A €12 million project converting sewage into biofuel via algae, has been launched at a waste water treatment plant in Chiclana, southern Spain.

By Kari Williamson

Co-funded by the EU Commission's 7th Framework Programme and co-ordinated by water management company aqualia and 6 EU partners, the five-year All-Gas project will use residual nutrients in waste water as a resource for cultivating sustainable algae to produce biofuel.

Project partners

The first phase of the algal biofuel project will see the construction of a prototype plant, whereas the second phase will be scaled up to a commercial level with 10 hectares of algae cultivation.

At full scale the project could power a fleet of 400 vehicles based on a production of 3 tonnes of dry algae with an oil content of about 20% daily – half the vehicles will be powered by biodiesel, the other half by biomethane.

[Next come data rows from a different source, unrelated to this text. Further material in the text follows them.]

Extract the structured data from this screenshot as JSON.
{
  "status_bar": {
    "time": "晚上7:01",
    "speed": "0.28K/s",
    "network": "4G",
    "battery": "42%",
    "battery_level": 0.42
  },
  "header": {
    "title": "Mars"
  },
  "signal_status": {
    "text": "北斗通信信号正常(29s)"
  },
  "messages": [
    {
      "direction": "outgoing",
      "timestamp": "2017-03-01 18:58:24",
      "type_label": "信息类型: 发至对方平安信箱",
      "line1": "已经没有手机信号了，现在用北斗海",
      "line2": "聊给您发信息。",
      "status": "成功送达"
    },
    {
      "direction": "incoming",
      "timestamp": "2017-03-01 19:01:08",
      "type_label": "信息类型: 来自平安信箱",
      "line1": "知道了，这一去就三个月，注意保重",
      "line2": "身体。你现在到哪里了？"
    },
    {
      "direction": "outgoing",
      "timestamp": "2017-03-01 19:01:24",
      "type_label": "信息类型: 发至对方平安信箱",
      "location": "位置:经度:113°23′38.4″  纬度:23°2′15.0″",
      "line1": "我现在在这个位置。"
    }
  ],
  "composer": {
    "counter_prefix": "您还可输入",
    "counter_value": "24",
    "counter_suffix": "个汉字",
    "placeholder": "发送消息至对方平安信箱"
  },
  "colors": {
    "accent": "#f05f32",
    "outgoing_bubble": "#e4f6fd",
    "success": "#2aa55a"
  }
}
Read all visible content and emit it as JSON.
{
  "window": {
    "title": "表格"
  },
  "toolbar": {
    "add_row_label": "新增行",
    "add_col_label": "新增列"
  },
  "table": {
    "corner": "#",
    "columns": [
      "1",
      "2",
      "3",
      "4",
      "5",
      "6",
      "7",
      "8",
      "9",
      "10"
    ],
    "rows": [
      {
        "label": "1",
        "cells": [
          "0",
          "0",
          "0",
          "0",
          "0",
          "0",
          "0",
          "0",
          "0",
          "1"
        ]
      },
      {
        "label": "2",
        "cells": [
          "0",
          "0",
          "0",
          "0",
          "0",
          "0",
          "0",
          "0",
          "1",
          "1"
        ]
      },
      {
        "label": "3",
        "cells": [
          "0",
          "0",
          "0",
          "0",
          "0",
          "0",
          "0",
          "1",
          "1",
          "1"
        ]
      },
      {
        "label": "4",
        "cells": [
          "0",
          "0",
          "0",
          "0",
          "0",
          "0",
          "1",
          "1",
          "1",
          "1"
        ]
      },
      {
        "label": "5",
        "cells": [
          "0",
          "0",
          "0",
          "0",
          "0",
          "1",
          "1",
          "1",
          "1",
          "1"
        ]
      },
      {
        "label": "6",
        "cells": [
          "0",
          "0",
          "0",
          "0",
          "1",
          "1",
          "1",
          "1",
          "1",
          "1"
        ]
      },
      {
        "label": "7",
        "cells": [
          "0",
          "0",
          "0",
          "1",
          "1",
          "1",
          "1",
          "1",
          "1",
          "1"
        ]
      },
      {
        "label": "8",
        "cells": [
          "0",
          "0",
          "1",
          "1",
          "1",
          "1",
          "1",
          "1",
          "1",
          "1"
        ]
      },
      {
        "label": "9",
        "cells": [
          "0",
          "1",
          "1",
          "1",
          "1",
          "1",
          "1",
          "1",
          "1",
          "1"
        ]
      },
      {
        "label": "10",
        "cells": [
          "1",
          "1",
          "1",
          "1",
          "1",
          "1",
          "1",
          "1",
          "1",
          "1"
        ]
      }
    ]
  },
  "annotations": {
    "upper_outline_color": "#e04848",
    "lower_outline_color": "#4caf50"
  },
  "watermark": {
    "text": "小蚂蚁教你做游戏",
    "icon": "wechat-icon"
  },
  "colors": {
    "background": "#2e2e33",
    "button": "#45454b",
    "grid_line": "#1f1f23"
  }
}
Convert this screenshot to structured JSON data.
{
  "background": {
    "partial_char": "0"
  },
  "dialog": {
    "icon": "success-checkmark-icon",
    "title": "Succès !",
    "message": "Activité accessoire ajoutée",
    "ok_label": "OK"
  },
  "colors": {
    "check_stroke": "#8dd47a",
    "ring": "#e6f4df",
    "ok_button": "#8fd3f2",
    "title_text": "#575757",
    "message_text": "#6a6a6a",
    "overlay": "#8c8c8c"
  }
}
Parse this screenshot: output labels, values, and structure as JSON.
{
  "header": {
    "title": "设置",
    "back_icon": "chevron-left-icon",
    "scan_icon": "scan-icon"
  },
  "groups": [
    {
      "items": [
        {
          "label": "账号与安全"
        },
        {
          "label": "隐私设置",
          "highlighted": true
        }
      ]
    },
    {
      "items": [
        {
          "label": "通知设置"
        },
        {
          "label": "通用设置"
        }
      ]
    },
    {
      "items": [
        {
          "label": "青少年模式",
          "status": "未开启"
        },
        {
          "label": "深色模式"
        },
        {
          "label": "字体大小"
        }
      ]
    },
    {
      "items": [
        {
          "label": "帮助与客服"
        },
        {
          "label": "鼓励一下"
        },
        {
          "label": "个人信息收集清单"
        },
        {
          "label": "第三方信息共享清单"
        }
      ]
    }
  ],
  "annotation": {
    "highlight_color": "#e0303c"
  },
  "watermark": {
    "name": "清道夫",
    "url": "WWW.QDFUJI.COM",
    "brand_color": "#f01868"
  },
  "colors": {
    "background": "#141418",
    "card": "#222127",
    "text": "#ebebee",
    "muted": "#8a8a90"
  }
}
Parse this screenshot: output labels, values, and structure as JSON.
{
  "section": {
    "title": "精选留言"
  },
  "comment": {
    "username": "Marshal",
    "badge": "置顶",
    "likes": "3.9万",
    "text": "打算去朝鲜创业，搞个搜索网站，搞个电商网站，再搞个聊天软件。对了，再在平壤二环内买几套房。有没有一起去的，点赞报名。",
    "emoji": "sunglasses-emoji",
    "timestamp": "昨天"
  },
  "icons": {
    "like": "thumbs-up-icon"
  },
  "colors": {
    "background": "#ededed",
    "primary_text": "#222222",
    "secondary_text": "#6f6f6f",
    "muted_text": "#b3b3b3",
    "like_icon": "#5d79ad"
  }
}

An additional bonus, is that the process removes waste water pollutants such as nitrogen and phosphorous to feed the algae, thereby avoiding the use of chemicals to clean the water.

Frank Rogalla of aqualia, says: “We are turning an expensive environmental problem of cleaning polluted waste water, into a sustainable bioenergy source. The opportunity is such that 60 million people, roughly the UK population, would be able to power 1 million vehicles from just flushing their toilet!”